2025 Property Catastrophe Reinsurance Prices Set to Soften with Stable Terms

Leading reinsurers predict a continued softening of property catastrophe reinsurance pricing during the year-end renewals, following a similar trend observed at mid-year. Rates for accounts without loss experience dropped between 5% and 15% at the July 1 renewals. Despite this, the increased retentions for primary insurers implemented since 2023 are expected to persist, maintaining the current risk-sharing balance between insurers and reinsurers.

Executives from major players such as SCOR Global P&C, Hannover Re, Munich Re, and Swiss Re confirm that terms and conditions remain stable, with no anticipated weakening through 2026. The property catastrophe segment may see some rate easing, but other lines of business continue to show consistent pricing and attractive profitability prospects for reinsurers.

Losses from recent catastrophic events, including the California wildfires, have led to increased rates on affected catastrophe programs, but unaffected programs experienced rate decreases. With several weeks still left in the hurricane season and sufficient reinsurance capital available, the market outlook could benefit both buyers and capacity providers if no significant losses occur.

Retention levels raised sharply in 2023 remain a key feature of the market, reflecting a strategy where primary insurers handle frequent, smaller losses while reinsurers absorb major catastrophic losses. This risk-sharing approach underpins the stability of terms and reinsurer discipline in pricing and conditions.

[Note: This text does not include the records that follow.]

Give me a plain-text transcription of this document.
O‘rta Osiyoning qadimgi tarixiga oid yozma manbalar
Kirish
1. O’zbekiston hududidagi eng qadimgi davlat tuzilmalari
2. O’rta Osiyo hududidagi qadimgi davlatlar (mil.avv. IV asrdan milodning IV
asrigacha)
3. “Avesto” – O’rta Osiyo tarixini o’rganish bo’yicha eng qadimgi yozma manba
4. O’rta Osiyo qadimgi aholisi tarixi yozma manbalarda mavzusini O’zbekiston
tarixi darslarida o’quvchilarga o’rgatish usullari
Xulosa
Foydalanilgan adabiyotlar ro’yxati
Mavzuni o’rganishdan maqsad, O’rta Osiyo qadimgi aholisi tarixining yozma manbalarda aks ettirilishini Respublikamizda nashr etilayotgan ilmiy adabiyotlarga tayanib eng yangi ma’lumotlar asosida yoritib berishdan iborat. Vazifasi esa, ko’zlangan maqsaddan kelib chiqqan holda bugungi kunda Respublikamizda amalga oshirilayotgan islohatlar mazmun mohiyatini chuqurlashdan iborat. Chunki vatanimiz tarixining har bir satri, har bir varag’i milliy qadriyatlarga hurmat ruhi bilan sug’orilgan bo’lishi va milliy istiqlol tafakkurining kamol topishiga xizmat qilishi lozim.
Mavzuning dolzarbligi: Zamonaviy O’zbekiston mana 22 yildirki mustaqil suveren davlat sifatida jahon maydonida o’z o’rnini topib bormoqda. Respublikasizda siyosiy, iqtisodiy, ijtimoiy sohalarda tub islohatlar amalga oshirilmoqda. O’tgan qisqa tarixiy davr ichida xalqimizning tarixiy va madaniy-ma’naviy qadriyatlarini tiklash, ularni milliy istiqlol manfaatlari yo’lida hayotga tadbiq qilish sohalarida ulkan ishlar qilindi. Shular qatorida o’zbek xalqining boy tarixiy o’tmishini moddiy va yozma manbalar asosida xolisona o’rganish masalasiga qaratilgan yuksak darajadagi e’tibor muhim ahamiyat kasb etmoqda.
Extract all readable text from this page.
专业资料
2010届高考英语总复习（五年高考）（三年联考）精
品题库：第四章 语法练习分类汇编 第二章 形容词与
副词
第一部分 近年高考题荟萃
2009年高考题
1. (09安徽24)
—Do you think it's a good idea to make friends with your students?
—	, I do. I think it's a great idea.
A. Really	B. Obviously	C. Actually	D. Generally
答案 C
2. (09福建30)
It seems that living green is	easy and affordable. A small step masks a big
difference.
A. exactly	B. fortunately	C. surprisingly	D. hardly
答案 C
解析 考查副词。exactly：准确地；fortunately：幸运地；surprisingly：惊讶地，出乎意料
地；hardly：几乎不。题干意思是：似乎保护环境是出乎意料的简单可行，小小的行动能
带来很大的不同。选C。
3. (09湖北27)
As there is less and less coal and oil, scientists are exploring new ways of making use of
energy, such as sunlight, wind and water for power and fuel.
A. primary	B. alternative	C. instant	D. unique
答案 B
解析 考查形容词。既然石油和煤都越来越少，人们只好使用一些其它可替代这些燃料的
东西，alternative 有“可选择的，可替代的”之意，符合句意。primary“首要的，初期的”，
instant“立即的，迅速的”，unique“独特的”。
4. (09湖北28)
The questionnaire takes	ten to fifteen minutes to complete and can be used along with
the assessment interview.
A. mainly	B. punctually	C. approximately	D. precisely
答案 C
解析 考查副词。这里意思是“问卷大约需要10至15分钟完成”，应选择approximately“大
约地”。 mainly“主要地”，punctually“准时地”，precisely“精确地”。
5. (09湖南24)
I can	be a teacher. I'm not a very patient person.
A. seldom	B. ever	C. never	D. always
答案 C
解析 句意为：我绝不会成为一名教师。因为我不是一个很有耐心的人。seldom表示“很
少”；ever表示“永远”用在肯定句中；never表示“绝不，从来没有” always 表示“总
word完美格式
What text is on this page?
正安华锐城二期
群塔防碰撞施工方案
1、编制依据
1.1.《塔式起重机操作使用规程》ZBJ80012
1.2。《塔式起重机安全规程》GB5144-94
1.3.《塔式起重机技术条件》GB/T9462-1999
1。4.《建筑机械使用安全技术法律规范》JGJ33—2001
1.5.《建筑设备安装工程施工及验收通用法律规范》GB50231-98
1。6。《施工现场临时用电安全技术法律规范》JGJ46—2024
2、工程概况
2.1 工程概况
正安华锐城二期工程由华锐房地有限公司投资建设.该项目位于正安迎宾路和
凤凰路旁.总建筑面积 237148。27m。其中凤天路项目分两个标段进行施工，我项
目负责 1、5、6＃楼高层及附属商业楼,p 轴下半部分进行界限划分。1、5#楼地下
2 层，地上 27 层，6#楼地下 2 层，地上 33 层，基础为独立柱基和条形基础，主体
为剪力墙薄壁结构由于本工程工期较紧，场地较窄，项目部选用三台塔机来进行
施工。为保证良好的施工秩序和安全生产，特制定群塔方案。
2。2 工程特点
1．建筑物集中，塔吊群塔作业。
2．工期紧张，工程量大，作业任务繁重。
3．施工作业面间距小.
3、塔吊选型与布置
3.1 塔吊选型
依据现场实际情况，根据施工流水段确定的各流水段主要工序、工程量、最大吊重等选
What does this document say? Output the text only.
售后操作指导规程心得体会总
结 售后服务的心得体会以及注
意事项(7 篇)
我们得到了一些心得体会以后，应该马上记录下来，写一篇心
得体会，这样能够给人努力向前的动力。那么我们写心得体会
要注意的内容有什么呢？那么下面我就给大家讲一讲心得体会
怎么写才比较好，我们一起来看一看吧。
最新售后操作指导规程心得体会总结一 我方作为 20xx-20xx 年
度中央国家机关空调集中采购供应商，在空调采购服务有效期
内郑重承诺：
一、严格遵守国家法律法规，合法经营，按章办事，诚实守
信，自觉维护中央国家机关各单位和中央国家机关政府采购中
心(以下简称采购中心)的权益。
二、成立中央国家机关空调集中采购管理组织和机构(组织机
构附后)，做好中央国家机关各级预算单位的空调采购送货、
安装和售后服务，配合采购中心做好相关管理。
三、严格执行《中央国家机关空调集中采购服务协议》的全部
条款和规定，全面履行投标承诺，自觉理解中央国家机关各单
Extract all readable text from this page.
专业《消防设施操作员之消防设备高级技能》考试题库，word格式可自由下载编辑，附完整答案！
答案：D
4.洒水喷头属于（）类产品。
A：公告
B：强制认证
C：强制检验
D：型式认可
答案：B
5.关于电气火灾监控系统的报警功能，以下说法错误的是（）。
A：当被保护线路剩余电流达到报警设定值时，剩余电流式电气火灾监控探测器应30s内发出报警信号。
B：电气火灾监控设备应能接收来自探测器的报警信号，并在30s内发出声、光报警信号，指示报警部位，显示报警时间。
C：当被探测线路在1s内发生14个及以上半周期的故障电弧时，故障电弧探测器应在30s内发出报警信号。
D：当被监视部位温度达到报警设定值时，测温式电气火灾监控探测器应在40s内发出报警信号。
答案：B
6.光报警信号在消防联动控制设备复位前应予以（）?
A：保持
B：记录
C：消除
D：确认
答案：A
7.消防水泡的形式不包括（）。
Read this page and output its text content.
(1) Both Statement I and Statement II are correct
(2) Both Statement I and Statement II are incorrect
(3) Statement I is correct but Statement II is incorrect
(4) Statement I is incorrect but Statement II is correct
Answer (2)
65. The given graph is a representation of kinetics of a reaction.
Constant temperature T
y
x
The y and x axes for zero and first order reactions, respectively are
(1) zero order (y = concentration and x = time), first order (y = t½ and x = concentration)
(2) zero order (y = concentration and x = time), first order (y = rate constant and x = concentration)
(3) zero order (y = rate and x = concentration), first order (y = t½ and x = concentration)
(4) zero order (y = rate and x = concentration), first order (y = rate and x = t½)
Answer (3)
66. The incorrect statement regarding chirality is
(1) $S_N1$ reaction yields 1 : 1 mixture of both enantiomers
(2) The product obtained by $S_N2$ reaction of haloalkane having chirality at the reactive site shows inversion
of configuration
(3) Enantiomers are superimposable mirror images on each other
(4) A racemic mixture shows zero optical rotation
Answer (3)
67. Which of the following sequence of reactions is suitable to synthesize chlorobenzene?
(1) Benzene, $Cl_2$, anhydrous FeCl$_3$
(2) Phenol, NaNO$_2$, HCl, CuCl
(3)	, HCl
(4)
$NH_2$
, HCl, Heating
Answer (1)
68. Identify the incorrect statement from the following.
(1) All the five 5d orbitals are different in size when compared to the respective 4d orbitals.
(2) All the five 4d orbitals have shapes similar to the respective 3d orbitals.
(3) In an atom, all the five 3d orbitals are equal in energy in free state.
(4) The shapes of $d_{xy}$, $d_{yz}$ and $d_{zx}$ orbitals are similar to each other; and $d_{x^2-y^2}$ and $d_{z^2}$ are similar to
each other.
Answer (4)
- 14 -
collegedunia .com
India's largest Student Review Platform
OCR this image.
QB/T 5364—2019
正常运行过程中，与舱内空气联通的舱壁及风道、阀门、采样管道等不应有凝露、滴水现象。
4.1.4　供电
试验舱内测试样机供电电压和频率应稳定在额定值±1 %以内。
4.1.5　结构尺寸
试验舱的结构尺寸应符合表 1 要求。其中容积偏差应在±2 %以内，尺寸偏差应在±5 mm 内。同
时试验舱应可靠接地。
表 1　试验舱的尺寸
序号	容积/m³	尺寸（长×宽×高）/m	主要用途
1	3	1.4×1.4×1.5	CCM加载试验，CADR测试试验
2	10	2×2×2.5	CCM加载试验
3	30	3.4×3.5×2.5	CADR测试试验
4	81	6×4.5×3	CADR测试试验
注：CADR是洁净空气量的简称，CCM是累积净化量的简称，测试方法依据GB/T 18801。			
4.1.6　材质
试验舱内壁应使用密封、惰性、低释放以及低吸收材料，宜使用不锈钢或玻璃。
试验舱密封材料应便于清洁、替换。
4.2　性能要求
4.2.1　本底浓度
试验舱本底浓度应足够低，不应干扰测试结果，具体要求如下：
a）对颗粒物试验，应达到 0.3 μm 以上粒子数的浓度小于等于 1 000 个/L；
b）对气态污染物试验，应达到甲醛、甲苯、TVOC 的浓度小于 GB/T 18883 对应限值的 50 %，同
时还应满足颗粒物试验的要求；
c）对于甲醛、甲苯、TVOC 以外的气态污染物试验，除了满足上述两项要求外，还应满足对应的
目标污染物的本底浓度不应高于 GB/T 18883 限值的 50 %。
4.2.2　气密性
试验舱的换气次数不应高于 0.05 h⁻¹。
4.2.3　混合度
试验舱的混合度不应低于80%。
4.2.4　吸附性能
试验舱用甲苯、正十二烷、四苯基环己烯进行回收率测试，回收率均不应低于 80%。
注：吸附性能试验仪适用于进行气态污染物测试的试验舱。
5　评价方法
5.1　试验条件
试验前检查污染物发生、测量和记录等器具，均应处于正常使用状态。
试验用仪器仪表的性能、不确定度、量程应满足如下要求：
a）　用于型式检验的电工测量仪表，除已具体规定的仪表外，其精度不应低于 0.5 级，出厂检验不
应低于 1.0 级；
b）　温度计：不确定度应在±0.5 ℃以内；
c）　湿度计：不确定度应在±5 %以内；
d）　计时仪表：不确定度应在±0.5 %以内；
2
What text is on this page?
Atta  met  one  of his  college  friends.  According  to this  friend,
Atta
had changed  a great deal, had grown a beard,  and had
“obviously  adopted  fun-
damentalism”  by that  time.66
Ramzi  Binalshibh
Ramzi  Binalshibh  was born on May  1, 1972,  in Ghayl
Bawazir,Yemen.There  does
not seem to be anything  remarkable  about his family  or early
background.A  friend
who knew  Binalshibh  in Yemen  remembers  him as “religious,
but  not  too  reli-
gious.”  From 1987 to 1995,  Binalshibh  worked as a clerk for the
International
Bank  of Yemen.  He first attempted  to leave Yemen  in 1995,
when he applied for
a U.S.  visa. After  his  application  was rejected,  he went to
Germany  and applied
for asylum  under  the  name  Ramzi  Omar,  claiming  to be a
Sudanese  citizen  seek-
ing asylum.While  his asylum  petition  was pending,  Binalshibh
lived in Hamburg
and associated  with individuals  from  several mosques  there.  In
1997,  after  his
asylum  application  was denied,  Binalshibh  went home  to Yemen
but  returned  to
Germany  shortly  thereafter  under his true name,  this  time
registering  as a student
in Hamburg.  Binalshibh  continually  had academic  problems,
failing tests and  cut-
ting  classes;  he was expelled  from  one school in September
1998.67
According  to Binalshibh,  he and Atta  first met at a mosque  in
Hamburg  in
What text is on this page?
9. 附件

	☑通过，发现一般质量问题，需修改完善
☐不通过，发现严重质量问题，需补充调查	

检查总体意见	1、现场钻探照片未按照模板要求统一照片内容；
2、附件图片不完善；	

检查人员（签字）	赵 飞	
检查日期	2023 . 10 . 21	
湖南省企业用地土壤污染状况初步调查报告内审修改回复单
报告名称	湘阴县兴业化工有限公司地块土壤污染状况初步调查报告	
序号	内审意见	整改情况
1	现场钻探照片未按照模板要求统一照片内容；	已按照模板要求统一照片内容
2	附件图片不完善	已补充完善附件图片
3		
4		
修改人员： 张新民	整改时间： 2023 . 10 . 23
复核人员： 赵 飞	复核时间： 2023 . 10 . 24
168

Demand for aggregate reinsurance coverage, which covers cumulative losses over multiple events, remains subdued. Major reinsurers express reluctance to expand aggregate offerings due to historical loss experience and challenges in frequency assessment. Aggregate programs are primarily viewed as capital protection tools rather than earnings enhancement mechanisms.

Reinsurers also emphasize the importance of reasonable retentions for both individual events and aggregate losses, particularly for insurers with diversified global operations. Aggregate coverage intended to make fundamentally unprofitable primary insurance businesses profitable faces limited appetite from reinsurers.

Overall, the property catastrophe reinsurance market continues to balance rate softening trends with disciplined underwriting, stable terms, and cautious product offerings, shaping a measured environment for market participants heading into 2026.